Here's one of the key tenets of NLP you'll hear when participating in Practitioner Training...
It goes something like this: "Human beings cannot be in direct contact with reality. Instead, they create models or maps of reality that they then use to make decisions about how to behave in the world. They create these models using the three processes of generalization, distortion and deletion."
This is gospel in the NLP world.
But do you know where that actually comes from?
Hear it straight from the Grinder and Bandler Brothers Band's mouth, taken from the Structure of Magic, page 14:
So the processes which allow us to accomplish the most extraordinary and unique human activities are the same processes which block our further growth if we commit the error of mistaking the model for the reality. We can identify three general mechanisms by which we do this8: Generalization, Deletion, and Distortion.

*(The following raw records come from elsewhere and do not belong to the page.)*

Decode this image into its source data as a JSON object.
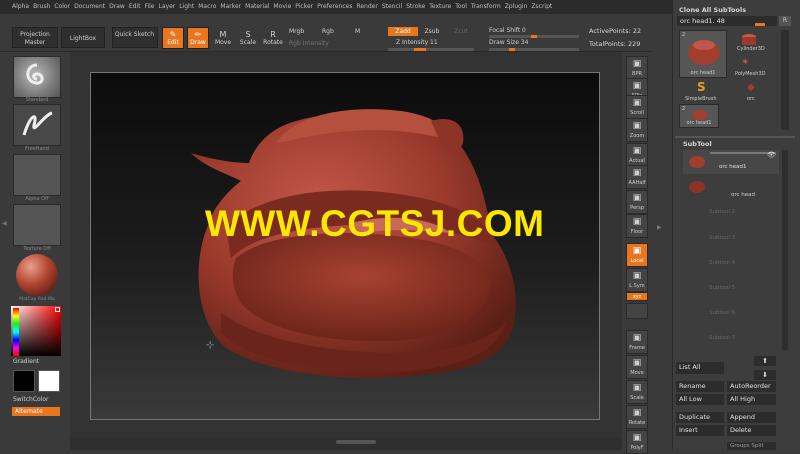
{
  "menu": [
    "Alpha",
    "Brush",
    "Color",
    "Document",
    "Draw",
    "Edit",
    "File",
    "Layer",
    "Light",
    "Macro",
    "Marker",
    "Material",
    "Movie",
    "Picker",
    "Preferences",
    "Render",
    "Stencil",
    "Stroke",
    "Texture",
    "Tool",
    "Transform",
    "Zplugin",
    "Zscript"
  ],
  "toolbar": {
    "projection_master": "Projection Master",
    "lightbox": "LightBox",
    "quick_sketch": "Quick Sketch",
    "edit": "Edit",
    "draw": "Draw",
    "move": "Move",
    "scale": "Scale",
    "rotate": "Rotate",
    "mrgb": "Mrgb",
    "rgb": "Rgb",
    "m": "M",
    "rgb_intensity": "Rgb Intensity",
    "zadd": "Zadd",
    "zsub": "Zsub",
    "zcut": "Zcut",
    "z_intensity": "Z Intensity 11",
    "focal_shift": "Focal Shift 0",
    "draw_size": "Draw Size 34",
    "active_points": "ActivePoints: 22",
    "total_points": "TotalPoints: 229"
  },
  "left_shelf": {
    "brush_label": "Standard",
    "stroke_label": "FreeHand",
    "alpha_label": "Alpha Off",
    "texture_label": "Texture Off",
    "material_label": "MatCap Red Wa",
    "gradient": "Gradient",
    "switch_color": "SwitchColor",
    "alternate": "Alternate"
  },
  "right_shelf": [
    "BPR",
    "SPix",
    "Scroll",
    "Zoom",
    "Actual",
    "AAHalf",
    "Persp",
    "Floor",
    "Local",
    "L.Sym",
    "xyz",
    "",
    "Frame",
    "Move",
    "Scale",
    "Rotate",
    "PolyF"
  ],
  "watermark": "WWW.CGTSJ.COM",
  "tool_panel": {
    "clone_all": "Clone All SubTools",
    "current_tool": "orc head1. 48",
    "r": "R",
    "tools": [
      {
        "name": "orc head1",
        "count": "2"
      },
      {
        "name": "Cylinder3D",
        "count": ""
      },
      {
        "name": "PolyMesh3D",
        "count": ""
      },
      {
        "name": "SimpleBrush",
        "count": ""
      },
      {
        "name": "orc",
        "count": ""
      },
      {
        "name": "orc head1",
        "count": "2"
      }
    ]
  },
  "subtool": {
    "title": "SubTool",
    "items": [
      "orc head1",
      "orc head",
      "Subtool 2",
      "Subtool 3",
      "Subtool 4",
      "Subtool 5",
      "Subtool 6",
      "Subtool 7"
    ],
    "list_all": "List All",
    "rename": "Rename",
    "auto_reorder": "AutoReorder",
    "all_low": "All Low",
    "all_high": "All High",
    "duplicate": "Duplicate",
    "append": "Append",
    "insert": "Insert",
    "delete": "Delete",
    "split": "Groups Split"
  },
  "colors": {
    "accent": "#e8761f",
    "watermark": "#ffe800",
    "model": "#9b3a2c"
  }
}
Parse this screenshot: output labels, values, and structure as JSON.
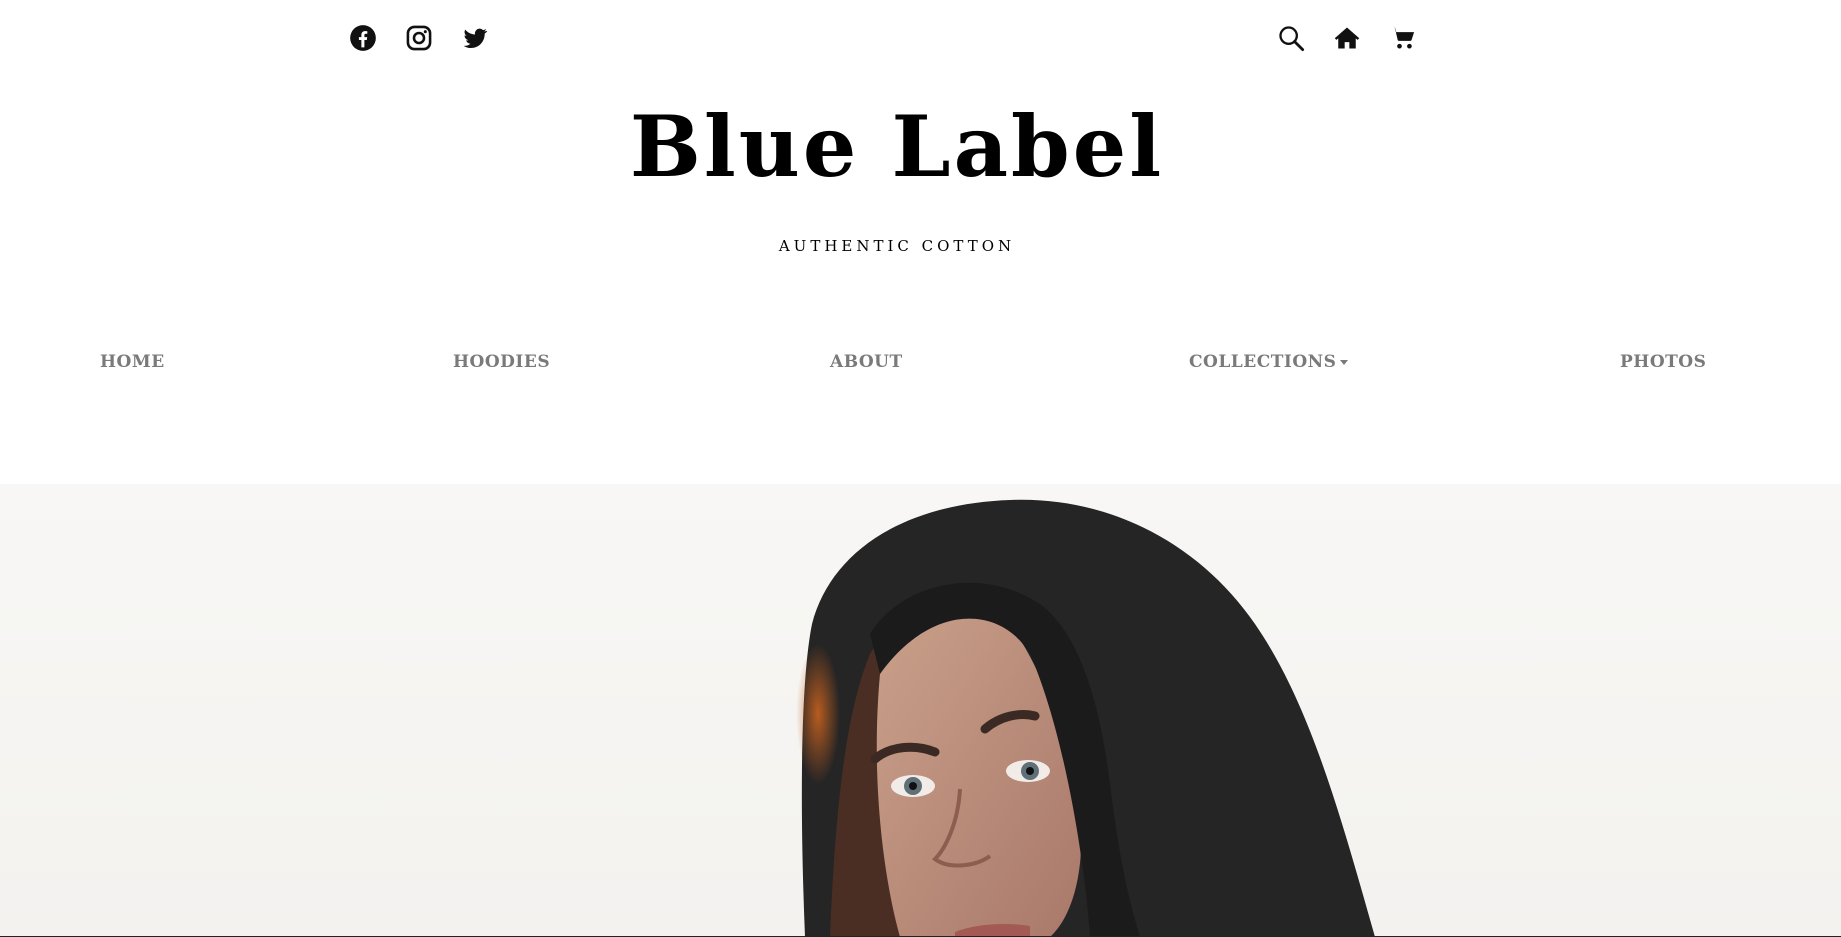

Here's the kicker: you see the little "8" right after "[...] which we do this:[...]"? That's a a reference to an endnote.
Why don't we flip to it and see what it says... and I quote:
Again, we wish to point out that our categories do not impose any necessity on the structure of reality — we have found these categories useful in organizing our own thinking and actions, both in presenting this material and in therapy; that is, in developing our model for therapy. We suspect that most readers will, if they think about the usual meanings of the terms, come to see Generalization and Deletion as special cases of Distortion.
AKA, they made the whole thing up!!!!!!
Generalization, distortion and deletion are not universally accepted operations in modeling.
G&B just made up these categories because they found them useful!
Now, I'm not bringing this up to poo-poo them. Quite the opposite. I just want to prove to you that NLP is a creative field, and has been from the onset of the adventure.
So don't try to subscribe to the perfect and universally accepted way of doing NLP. Instead, create. Expand and improve on the code. Make it better. Experiment. Share your learnings.
Use the code you learn simply as a springboard to your own understanding and approach to modeling.